El juicio que iba a celebrarse esta semana en Madrid y que enfrentaba a la Tesorería General de la Seguridad Social contra Deliveroo, a raíz de una denuncia interpuesta por la Inspección de Trabajo para esclarecer si estos trabajadores son asalariados o autónomos, ha sido finalmente suspendido hasta el 31 de mayo próximo.

Antes de la vista, Asoriders, una de las asociaciones que agrupa a parte de la plantilla de la empresa de reparto a domicilio y que, según UGT, «está constituida por la propia plataforma, no por los trabajadores», ha pedido al juez que la Agencia Tributaria emita un informe pericial para determinar el número de trabajadores que trabajan también para otras empresas distribuidoras.

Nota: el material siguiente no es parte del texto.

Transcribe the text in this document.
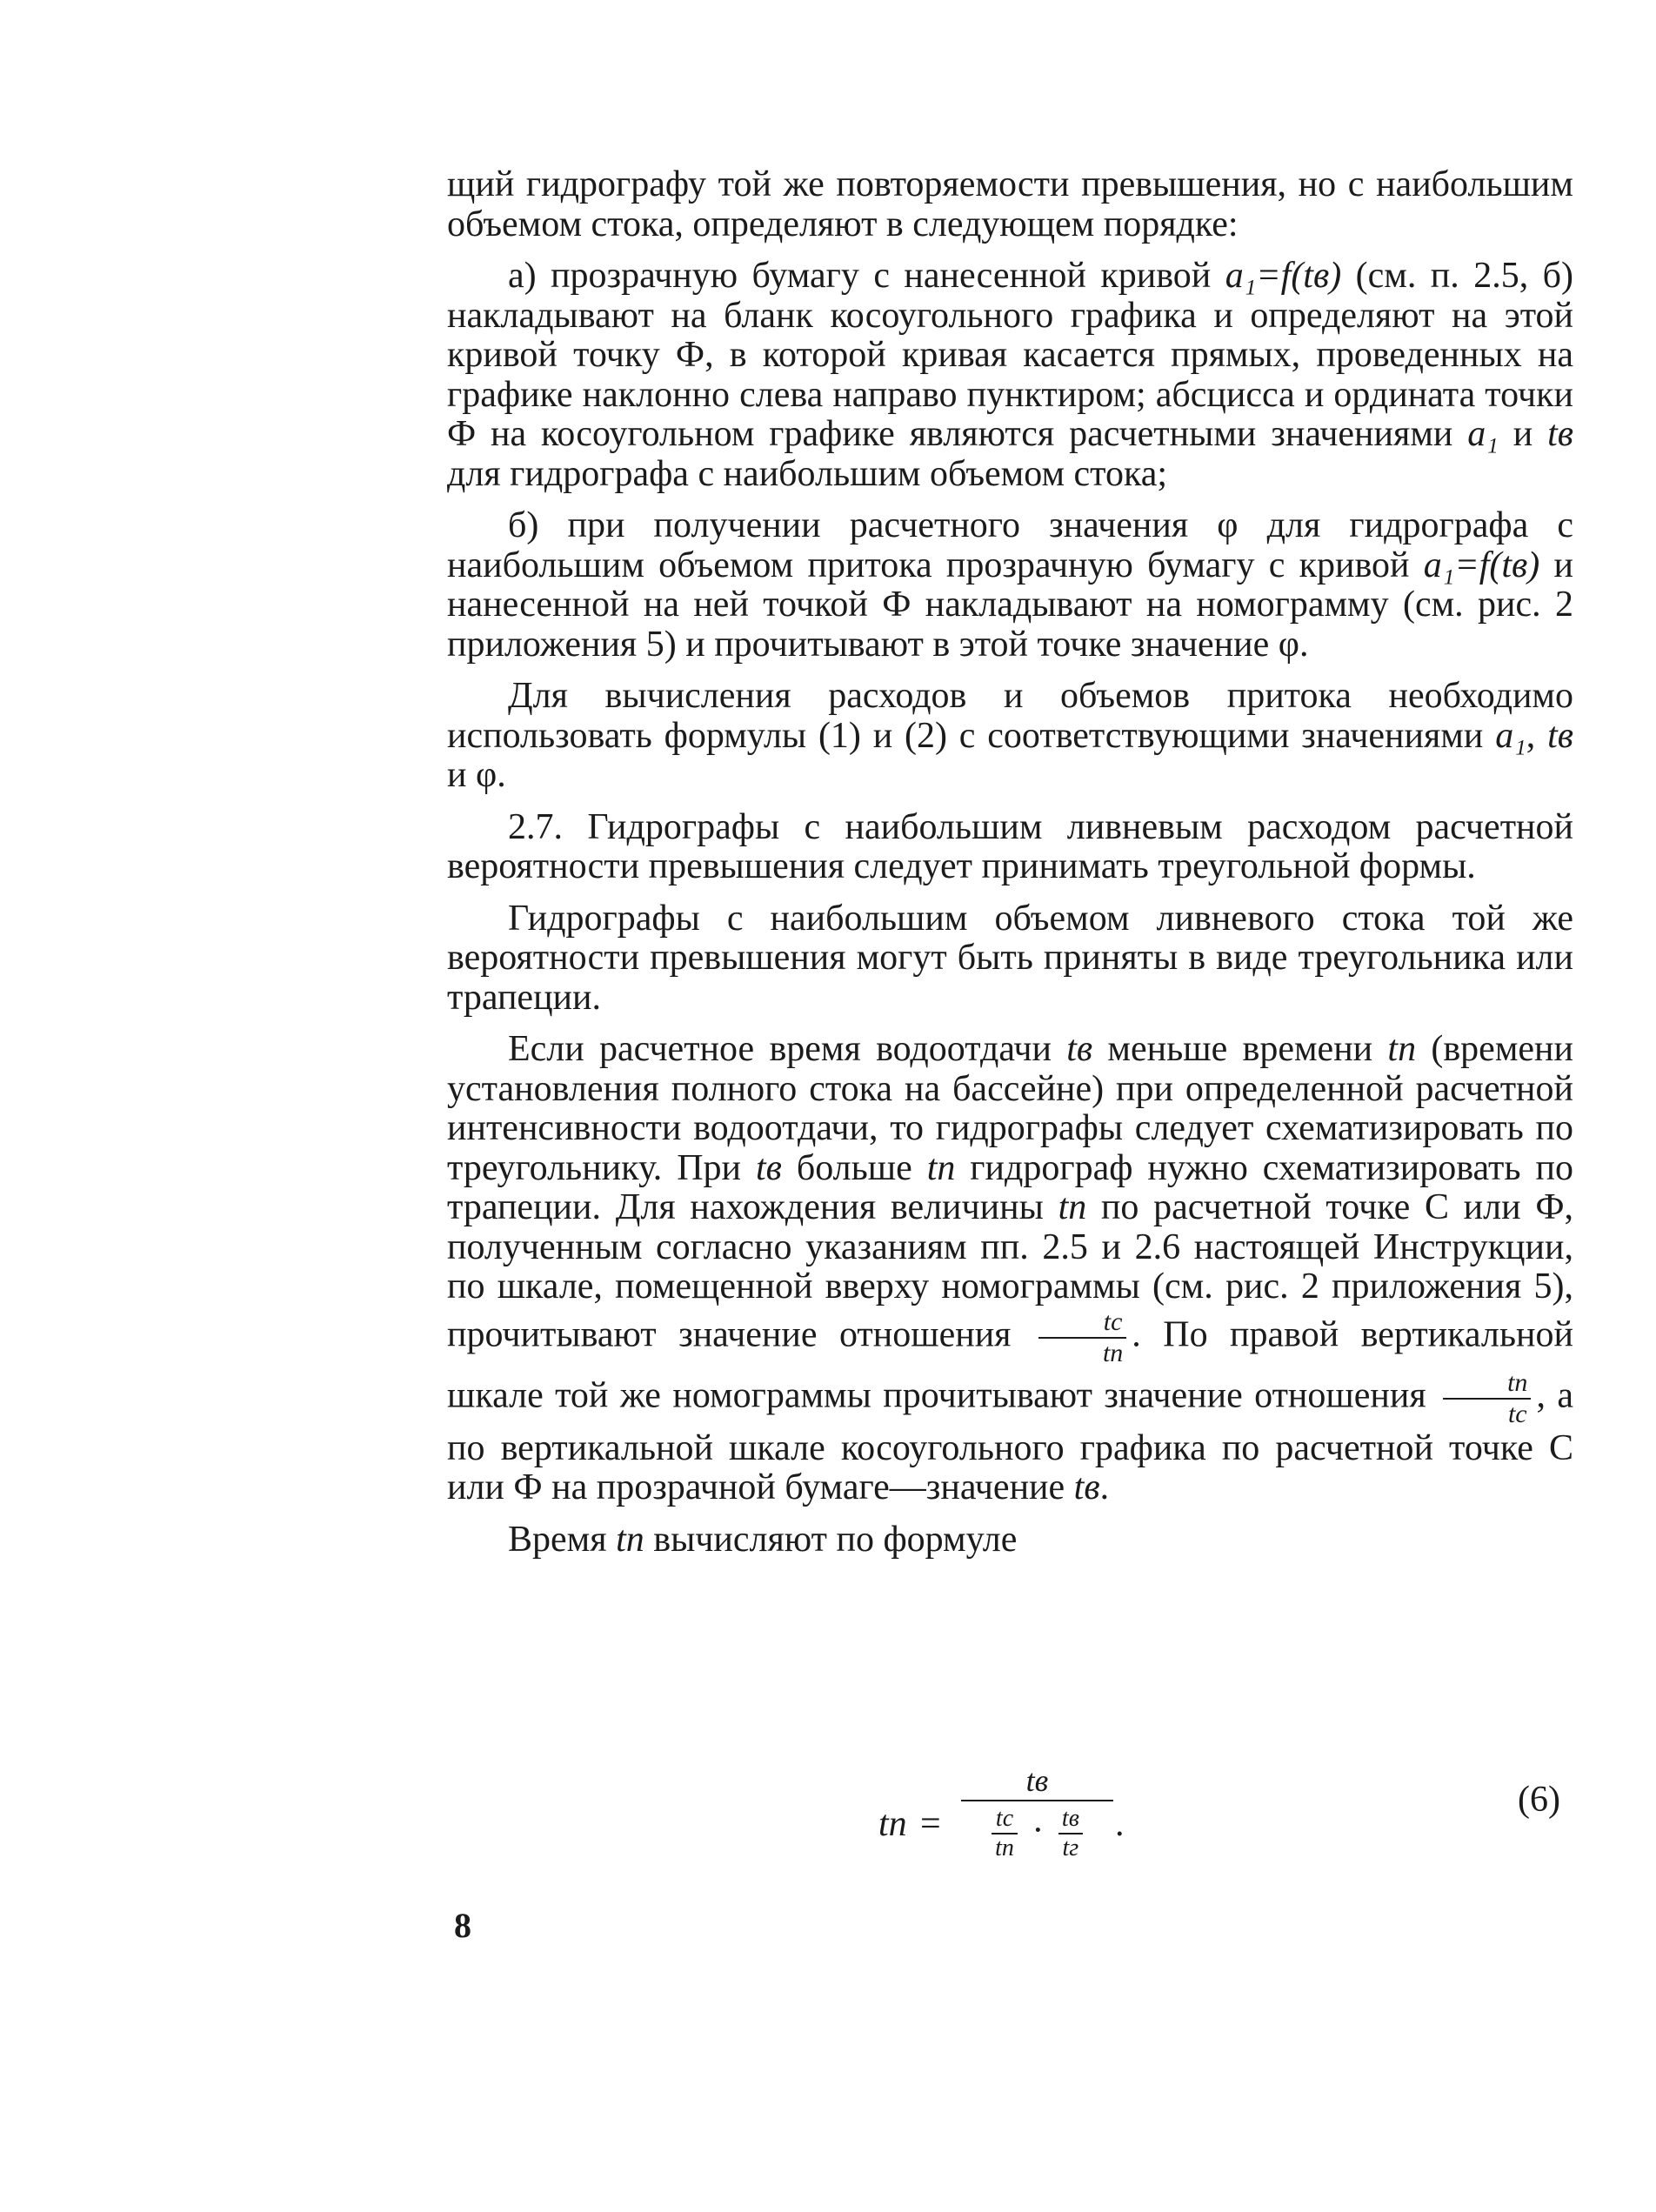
щий гидрографу той же повторяемости превышения, но с наибольшим объемом стока, определяют в следующем порядке:

а) прозрачную бумагу с нанесенной кривой a₁=f(tв) (см. п. 2.5, б) накладывают на бланк косоугольного графика и определяют на этой кривой точку Ф, в которой кривая касается прямых, проведенных на графике наклонно слева направо пунктиром; абсцисса и ордината точки Ф на косоугольном графике являются расчетными значениями a₁ и tв для гидрографа с наибольшим объемом стока;

б) при получении расчетного значения φ для гидрографа с наибольшим объемом притока прозрачную бумагу с кривой a₁=f(tв) и нанесенной на ней точкой Ф накладывают на номограмму (см. рис. 2 приложения 5) и прочитывают в этой точке значение φ.

Для вычисления расходов и объемов притока необходимо использовать формулы (1) и (2) с соответствующими значениями a₁, tв и φ.

2.7. Гидрографы с наибольшим ливневым расходом расчетной вероятности превышения следует принимать треугольной формы.

Гидрографы с наибольшим объемом ливневого стока той же вероятности превышения могут быть приняты в виде треугольника или трапеции.

Если расчетное время водоотдачи tв меньше времени tп (времени установления полного стока на бассейне) при определенной расчетной интенсивности водоотдачи, то гидрографы следует схематизировать по треугольнику. При tв больше tп гидрограф нужно схематизировать по трапеции. Для нахождения величины tп по расчетной точке С или Ф, полученным согласно указаниям пп. 2.5 и 2.6 настоящей Инструкции, по шкале, помещенной вверху номограммы (см. рис. 2 приложения 5), прочитывают значение отношения $\frac{tс}{tп}$ . По правой вертикальной шкале той же номограммы прочитывают значение отношения $\frac{tп}{tс}$ , а по вертикальной шкале косоугольного графика по расчетной точке С или Ф на прозрачной бумаге—значение tв.

Время tп вычисляют по формуле

tп =
tв
$\frac{tс}{tп} \cdot \frac{tв}{tг}$ .
(6)
8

Anteriormente, en Barcelona, la Inspección de Trabajo impuso a la empresa la obligación de dar de alta a los repartidores en el Régimen General de la Seguridad Social y abonar 1,3 millones de euros en concepto de cuotas a la Seguridad Social no abonadas.

La suspensión del juicio obedece, según UGT, a «una estrategia de Deliveroo para aplazar en el tiempo el juicio hasta ver si los acontecimientos políticos continúan respaldando la línea de actuación de estas plataformas, que han florecido al amparo de las políticas del Gobierno del PP”.

Para el sindicato “este juicio es fundamental porque afecta a 529 trabajadores en Madrid, además de los procedimientos abiertos por la Inspección en Barcelona y Valencia, que supondría la modificación de las relaciones laborales de unos 4.000 trabajadores de Deliveroo. Pero también afectaría la sentencia a trabajadores de otras plataformas, como Glovo, que aúna a 8.000 trabajadores a nivel estatal”.

Para los representantes sindicales, Deliveroo fija los precios, ordena los pedidos y organiza los horarios a través de la aplicación, lo que demuestra, según su criterio, que los trabajadores no son autónomos, sino por cuenta ajena.

Además del pleito de Madrid, también están pendientes de juicio otras denuncias interpuestas también en Valencia y Barcelona.